Incrimination

The criminalization of innocent people occurs much too frequently, as patients are turned into prisoners. According to studies done in 2005, around 10% of prisoners in the United States were people with a severe psychiatric disorder (70% of youth in juvenile systems have a mental illness). This may not sound like a lot, but it is at the very least 218,000 individuals who should be receiving medical attention, not rotting in a cell while they continue to lose their minds. This number continues to rise today, more than 12 years later. Sadly, jails and prisons across the nation have been found to hold more mentally disabled patients than the largest psychiatric hospitals in the nation. To make matters worse, more than 1/5 of jails in the United States do not provide any mental health service at all. 84% of jails in the country have corrections officers that receive either little (less than three hours) or no training on how to deal with and treat prisoners with a mental illness. According to a study done in 1992, 29% of jails held mentally ill individuals who had no charges against them. These people were simply just waiting their psychiatric evaluations, an opening for them in the hospital, or for transportation to take them to a hospital. This is still legal today under many state laws (such as Kentucky, Wyoming, and Alaska) stating that “emergency detentions of individuals suspected of being mentally ill” are allowed. Not one of these hundreds of thousands of prisoners could control what actions they did to be stuck behind bars, yet it still occurs every day. For example, a lady in New Mexico was diagnosed with schizophrenia. She was in a department store, and she started to rearrange the shelves because at that moment she thought she worked there. When the manager of the store asked her to leave, she slapped him, and later a police officer. She had what is called paranoid schizophrenia. With this disease, the person often believes that they are being followed by someone who wants to hurt them. This is why people with schizophrenia often go to jail for assault. Americans do have the right to plead insanity in court, but many of the mentally disabled do not do so, either because they are unaware of their rights, or they don’t know that it could help them.

Sadly, in today’s psychiatric system, patients who have criminal charges against them are often given priority psychiatric services.
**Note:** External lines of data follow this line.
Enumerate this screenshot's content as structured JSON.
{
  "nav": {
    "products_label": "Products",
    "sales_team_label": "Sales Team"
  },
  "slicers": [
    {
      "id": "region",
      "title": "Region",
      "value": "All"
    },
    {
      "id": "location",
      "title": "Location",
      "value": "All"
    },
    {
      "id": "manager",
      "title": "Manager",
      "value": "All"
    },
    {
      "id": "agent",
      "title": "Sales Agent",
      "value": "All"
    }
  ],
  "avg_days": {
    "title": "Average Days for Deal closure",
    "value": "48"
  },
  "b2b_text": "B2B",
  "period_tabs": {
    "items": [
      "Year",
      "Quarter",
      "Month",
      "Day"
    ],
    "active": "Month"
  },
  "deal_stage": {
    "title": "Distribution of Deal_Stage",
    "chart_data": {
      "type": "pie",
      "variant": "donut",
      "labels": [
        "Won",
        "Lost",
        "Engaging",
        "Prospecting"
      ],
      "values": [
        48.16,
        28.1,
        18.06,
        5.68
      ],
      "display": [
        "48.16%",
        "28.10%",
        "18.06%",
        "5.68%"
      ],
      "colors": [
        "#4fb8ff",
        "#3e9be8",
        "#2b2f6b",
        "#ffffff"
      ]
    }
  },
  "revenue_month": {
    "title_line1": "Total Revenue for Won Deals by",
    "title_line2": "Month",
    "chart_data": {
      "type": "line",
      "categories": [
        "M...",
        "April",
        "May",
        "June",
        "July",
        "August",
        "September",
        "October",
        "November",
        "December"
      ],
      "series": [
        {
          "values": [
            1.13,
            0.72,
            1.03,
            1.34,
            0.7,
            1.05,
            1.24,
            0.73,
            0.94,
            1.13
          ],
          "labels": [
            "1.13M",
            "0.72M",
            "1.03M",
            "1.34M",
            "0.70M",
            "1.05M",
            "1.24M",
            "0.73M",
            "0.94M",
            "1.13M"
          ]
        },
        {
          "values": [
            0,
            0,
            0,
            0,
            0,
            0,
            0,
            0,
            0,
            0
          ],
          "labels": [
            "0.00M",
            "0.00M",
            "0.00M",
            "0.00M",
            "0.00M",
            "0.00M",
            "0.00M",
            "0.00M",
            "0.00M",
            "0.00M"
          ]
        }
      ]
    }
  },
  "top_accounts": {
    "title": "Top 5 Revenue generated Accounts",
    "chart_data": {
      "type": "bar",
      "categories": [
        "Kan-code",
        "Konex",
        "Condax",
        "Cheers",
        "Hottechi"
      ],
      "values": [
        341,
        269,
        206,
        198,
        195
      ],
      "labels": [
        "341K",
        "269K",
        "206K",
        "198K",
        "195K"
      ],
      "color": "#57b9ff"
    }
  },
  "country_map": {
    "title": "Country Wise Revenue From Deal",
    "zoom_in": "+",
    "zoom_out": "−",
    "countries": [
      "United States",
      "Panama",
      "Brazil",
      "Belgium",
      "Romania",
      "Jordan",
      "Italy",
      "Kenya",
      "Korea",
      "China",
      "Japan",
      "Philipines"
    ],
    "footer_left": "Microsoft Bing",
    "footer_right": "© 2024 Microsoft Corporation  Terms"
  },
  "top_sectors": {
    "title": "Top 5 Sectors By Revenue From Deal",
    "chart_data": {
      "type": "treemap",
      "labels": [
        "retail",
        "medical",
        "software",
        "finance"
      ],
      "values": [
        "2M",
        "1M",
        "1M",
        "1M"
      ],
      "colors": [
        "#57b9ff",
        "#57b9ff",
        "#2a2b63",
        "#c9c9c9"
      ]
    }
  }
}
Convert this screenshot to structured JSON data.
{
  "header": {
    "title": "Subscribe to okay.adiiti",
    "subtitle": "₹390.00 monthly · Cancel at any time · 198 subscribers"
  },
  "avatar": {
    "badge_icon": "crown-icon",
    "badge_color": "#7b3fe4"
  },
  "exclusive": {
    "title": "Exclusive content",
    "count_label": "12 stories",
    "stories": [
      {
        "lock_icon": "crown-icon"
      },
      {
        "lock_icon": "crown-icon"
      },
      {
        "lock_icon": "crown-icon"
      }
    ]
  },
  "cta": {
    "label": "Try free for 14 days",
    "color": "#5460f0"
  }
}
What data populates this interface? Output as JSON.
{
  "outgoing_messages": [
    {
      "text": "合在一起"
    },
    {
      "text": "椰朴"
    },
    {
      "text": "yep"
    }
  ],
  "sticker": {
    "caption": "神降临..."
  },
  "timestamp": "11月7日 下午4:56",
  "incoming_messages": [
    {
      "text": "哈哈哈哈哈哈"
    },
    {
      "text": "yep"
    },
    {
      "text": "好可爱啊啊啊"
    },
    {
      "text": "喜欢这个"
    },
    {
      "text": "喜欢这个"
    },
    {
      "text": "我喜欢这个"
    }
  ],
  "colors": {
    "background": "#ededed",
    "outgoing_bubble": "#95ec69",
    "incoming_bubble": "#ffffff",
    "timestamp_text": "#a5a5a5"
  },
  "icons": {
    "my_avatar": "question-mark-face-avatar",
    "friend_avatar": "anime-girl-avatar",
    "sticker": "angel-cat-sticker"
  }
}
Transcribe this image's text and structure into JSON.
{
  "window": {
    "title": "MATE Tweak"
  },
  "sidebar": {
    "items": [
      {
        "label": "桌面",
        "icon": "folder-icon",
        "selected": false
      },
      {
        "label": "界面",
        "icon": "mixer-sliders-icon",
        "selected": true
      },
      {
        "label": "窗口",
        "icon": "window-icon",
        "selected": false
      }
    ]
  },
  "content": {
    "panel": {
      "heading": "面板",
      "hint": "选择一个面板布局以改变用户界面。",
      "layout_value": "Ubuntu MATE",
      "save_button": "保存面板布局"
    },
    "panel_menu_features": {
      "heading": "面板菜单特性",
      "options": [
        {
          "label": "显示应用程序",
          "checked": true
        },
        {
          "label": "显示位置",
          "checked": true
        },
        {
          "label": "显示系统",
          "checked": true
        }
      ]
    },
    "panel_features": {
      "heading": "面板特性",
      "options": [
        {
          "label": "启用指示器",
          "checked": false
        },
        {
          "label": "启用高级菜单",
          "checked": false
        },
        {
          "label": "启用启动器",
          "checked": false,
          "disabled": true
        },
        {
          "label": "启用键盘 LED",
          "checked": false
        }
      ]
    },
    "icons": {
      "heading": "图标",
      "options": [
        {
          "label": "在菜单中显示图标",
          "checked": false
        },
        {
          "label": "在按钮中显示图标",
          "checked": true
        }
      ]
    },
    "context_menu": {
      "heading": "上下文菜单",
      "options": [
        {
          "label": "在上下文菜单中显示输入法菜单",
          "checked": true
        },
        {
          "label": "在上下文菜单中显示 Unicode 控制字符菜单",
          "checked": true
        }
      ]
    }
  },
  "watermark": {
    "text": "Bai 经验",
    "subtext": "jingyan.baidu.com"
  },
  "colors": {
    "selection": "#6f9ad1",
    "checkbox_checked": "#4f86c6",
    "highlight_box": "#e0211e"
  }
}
Often times because of this, a family will set up their ill loved one to get arrested so they can get the treatment they are seeking faster. As said by a California prison psychiatrist, “We are literally drowning in patients, running around trying to put our fingers in the bursting dikes, while hundreds of men continue to deteriorate psychiatrically before our eyes into serious psychoses. The crisis stems from recent changes in the mental health laws allowing more mentally sick patients to be shifted away from the mental health department into the department of corrections.” The prisons that do acknowledge mental illness often place the prisoners who are in severe condition in solitary confinement. They do this for the safety of the other prisoners, but it is not good for the minds of the people who are confined. Many of the prisoners with a mental illness end up committing suicide, because they are not mentally capable of handling the harsh living conditions of a prison. These are people who could have been helped, with an entire future ahead of them, but instead literally suffered to death.

Between the years 1990 and 2001, the length of a mentally ill patient’s time in hospitals across America decreased by 40%. There were 32% less psychiatric hospital facilities, and the amount of beds per each psychiatric facility decreased by 27%. This may sound like a good thing at first, being that more care would be focused on each patient, however the number of mentally ill patients keeps increasing, while the availability of help continues to decrease. This leaves many people waiting until something opens up, hoping that by that point they won’t be too far gone. In the year 2001, 61% of all of the patients in psychiatric wards were transferred to general hospitals, due to the great decrease in mental health facilities. A recent study was done, in which 31 patients in a psychiatric hospital were randomly selected, and it was discovered that 2,194 medication errors occurred throughout the 1,448 collective patients’ days spent in the facility. 58% of the medication errors that were made were determined to have the potential to cause severe harm and fatality. Recently, the government has made it more of a priority to check health care facilities for the quality of their care, however the quality of psychiatric inpatient treatment is still greatly behind the development of the other areas of health care. Psychiatric admissions decide on which patients to take first based on the fact that their purpose is to “serve as environments for addressing crises that cannot be handled in community settings, such as posing a danger to oneself or others.” It is therefore harder to determine who gets admitted and who has to wait, than for a medical-surgical facility. Patients have to be carefully analyzed for symptoms of being suicidal, homicidal, and many others that are hard to see from just one visit. Unfortunately, many people in need are denied until they will either be able to prove themselves, or if their mental state gets worse.